Sergio Ramírez
Hughes fue transportado con gran secreto hasta el hotel en una ambulancia, y subido en una camilla al séptimo piso, que ocupó por entero. Nadie podía verlo, salvo sus asistentes, todos entrenados para estar cerca de sus negocios, y de sus secretos. Nadie podía tocarlo, tampoco, porque tenía horror a los virus. Todo el tiempo pasaba viendo sus propias viejas películas.

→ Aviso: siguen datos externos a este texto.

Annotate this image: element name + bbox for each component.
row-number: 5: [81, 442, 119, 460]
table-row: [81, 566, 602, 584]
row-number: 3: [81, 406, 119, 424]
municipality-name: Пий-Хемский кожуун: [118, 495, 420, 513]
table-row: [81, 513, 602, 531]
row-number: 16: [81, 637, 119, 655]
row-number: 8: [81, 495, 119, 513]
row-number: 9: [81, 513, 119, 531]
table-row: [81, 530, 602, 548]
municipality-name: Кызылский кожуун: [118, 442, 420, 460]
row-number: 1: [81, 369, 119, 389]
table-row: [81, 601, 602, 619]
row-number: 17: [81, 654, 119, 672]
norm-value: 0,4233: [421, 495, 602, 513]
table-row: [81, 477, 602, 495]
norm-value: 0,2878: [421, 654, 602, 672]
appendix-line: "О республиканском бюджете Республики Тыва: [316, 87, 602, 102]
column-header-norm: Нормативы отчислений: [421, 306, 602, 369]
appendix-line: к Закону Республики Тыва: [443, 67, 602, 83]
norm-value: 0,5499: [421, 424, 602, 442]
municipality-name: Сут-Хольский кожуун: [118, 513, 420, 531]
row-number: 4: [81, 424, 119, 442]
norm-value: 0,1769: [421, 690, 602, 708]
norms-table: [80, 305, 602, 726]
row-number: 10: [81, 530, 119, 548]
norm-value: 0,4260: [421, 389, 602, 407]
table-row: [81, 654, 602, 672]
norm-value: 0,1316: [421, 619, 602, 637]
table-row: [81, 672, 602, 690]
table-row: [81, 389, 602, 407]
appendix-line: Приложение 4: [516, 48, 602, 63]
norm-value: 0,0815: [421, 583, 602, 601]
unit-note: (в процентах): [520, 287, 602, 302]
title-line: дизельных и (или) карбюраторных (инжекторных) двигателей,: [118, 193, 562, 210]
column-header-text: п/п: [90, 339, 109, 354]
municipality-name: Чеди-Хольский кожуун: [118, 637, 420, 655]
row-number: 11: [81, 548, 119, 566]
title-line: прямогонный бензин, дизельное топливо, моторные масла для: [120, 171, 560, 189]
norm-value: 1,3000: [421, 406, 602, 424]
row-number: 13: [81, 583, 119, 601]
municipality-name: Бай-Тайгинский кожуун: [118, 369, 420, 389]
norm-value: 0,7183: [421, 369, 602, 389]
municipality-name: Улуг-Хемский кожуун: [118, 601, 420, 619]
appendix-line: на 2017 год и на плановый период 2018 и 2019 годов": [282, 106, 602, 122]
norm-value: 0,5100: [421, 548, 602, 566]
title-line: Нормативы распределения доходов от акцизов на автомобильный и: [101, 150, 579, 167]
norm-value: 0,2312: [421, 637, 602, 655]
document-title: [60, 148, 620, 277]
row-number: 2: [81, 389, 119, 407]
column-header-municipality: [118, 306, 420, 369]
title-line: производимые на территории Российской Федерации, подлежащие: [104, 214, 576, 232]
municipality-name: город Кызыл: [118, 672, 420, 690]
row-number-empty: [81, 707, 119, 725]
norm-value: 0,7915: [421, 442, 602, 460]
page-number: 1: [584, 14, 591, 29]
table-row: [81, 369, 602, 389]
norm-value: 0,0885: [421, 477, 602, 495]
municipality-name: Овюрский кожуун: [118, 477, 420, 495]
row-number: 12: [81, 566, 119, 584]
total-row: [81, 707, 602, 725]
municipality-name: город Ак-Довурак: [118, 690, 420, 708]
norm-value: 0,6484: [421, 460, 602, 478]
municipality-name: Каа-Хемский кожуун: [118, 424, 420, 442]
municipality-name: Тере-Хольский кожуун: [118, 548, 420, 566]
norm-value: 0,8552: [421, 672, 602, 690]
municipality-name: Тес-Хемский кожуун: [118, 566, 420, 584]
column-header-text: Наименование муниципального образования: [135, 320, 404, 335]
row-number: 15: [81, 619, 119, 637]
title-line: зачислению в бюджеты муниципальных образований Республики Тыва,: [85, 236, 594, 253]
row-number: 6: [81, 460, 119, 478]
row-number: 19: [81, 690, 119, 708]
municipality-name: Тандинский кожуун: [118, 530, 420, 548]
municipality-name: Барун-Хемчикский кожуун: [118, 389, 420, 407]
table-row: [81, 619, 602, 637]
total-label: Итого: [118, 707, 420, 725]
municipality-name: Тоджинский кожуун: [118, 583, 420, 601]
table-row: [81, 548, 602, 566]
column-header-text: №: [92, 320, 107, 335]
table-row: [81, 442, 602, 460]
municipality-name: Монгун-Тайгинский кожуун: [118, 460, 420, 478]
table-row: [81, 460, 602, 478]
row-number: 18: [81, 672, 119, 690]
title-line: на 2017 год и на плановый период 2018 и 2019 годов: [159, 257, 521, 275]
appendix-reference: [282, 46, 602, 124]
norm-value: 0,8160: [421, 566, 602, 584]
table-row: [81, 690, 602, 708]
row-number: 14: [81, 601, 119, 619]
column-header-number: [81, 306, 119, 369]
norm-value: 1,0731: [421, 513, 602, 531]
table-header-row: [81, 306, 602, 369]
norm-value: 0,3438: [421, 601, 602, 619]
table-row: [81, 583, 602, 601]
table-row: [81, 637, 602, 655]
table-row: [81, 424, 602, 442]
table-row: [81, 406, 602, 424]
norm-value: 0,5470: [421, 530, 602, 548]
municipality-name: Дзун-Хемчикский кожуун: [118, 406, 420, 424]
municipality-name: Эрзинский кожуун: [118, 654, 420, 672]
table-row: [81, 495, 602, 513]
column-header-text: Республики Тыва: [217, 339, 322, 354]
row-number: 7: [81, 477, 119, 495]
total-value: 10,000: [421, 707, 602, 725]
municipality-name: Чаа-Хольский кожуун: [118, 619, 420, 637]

El dictador no pudo verlo una segunda vez. Llegaba a visitarlo al hotel, pero no pasaba de la antesala, y debía conformarse con hablar con los miembros de su guardia pretoriana, para tramitar los negocios que le proponía en Nicaragua: la construcción del canal interoceánico, el viejo sueño pervertido del país, y una cadena de casinos de juego que tendría su punto de arranque en la isla de Corn Island, en el Caribe de Nicaragua.
Nada de eso prosperó, porque lo que Hughes quería era un refugio provisional en Managua, a salvo de la persecución judicial, y un refugio que fuera en todo sentido tranquilo. Y no quería sentirse importunado, aunque se tratara del propio dictador. Veía a Somoza de menos, y seguramente no lo consideraba un socio confiable. Así que las visitas de antesala se acabaron. Aquel era su propio reino y Somoza, un súbdito molesto.